Conflicts that could scarcely be called wars were fought. No permanent gains were made, and few even care to remember what the feuding was about or even who won. The man and woman in the field was born ignorant, lived ignorant, and died ignorant, without the intellectual language or philosophical frameworks necessary to question their pathetic existence, to improve their lots, let alone to quantify nor qualify such rarefied concepts as rights and social morality.
Have no pity for these pathetic people, however, for their forebears rejected the language and art of their own forebears, choosing instead tribal vendettas over societal compromise. Whenever an opportunity for lasting peace and understanding arose between tribes, these vicious rubes clubbed it until it stopped moving, without mercy or hesitation, then clubbed it some more, just to be sure. This, friends, was the height of the Peasant Mind.

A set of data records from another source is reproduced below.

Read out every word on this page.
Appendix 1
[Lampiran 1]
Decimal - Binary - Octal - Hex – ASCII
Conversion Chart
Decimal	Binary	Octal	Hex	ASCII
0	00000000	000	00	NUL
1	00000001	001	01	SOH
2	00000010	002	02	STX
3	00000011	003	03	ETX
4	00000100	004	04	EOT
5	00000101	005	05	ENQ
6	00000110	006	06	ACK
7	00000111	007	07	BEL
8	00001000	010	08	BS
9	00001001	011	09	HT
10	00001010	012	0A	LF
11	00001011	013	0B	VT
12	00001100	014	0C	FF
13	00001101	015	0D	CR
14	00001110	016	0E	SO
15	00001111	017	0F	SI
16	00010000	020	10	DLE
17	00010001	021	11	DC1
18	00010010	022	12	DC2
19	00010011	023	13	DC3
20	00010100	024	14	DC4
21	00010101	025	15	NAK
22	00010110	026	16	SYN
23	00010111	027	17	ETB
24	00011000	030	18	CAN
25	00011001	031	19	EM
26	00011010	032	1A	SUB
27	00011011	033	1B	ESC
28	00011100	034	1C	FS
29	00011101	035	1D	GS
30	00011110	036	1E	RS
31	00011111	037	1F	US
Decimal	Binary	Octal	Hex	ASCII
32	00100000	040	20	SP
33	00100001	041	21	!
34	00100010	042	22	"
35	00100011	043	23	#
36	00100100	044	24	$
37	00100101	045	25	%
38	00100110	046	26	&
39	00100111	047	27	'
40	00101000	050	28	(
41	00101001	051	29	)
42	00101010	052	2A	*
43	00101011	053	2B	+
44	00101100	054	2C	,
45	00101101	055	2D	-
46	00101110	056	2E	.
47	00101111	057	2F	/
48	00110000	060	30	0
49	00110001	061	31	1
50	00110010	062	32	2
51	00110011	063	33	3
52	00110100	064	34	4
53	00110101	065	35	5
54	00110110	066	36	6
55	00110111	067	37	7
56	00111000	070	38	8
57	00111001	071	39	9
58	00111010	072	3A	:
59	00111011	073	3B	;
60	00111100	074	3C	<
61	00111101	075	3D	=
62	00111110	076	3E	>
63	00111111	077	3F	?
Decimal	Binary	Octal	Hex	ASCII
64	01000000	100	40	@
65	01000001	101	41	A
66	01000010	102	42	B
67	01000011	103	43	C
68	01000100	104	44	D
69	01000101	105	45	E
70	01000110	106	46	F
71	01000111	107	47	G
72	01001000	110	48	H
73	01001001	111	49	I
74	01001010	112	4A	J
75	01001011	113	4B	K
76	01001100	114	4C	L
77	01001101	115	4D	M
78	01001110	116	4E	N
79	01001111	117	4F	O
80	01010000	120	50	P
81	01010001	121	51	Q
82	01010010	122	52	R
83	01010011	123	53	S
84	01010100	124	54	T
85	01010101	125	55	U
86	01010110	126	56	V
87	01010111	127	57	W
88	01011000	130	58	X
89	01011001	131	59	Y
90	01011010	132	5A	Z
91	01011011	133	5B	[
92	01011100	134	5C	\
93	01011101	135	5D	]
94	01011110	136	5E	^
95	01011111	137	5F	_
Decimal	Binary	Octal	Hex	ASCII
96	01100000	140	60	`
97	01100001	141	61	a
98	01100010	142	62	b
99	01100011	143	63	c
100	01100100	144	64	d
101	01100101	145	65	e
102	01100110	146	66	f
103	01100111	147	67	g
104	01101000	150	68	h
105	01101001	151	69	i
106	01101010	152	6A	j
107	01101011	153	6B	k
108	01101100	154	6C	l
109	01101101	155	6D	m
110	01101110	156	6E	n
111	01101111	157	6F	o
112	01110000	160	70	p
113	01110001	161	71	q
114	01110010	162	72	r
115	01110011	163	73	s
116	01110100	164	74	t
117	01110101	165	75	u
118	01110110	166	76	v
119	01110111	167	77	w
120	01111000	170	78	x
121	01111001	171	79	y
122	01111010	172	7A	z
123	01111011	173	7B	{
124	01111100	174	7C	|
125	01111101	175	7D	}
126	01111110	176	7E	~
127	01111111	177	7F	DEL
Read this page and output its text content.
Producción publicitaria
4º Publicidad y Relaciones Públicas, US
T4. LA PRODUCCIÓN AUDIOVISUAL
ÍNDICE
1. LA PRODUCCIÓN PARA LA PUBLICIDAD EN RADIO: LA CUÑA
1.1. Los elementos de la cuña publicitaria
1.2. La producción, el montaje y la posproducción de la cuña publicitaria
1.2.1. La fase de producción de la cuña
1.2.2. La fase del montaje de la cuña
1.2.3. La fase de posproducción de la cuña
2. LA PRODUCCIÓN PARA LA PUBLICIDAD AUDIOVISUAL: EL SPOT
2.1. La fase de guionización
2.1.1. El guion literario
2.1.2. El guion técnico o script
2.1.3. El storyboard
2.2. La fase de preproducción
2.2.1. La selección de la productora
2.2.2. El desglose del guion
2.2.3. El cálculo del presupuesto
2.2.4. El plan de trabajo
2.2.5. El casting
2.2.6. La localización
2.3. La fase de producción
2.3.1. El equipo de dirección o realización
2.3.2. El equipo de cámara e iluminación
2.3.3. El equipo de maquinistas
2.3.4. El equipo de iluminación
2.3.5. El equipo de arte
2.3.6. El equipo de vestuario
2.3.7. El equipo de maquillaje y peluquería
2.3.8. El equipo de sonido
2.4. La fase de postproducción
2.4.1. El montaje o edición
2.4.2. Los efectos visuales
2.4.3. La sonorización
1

It was not the Dark Ages that made the Peasant Mind possible. The Peasant Mind made the Dark Ages inevitable.
“In individuals, insanity is rare; but in groups, parties, nations and epochs, it is the rule.”
– Friedrich Nietzsche
Undoubtedly, to many, the phrase “Peasant Mind” will seem no small amount patronizing and more than a little incendiary, and I will not here contend otherwise. It is, on both counts, guilty as charged. That point conceded, it is, however, without any question as direct and honest a description of the sort of pedestrian thinking that has historically infested societies, even great civilizations, and always, inevitably, inexorably, led those civilizations into catastrophe and then collapse.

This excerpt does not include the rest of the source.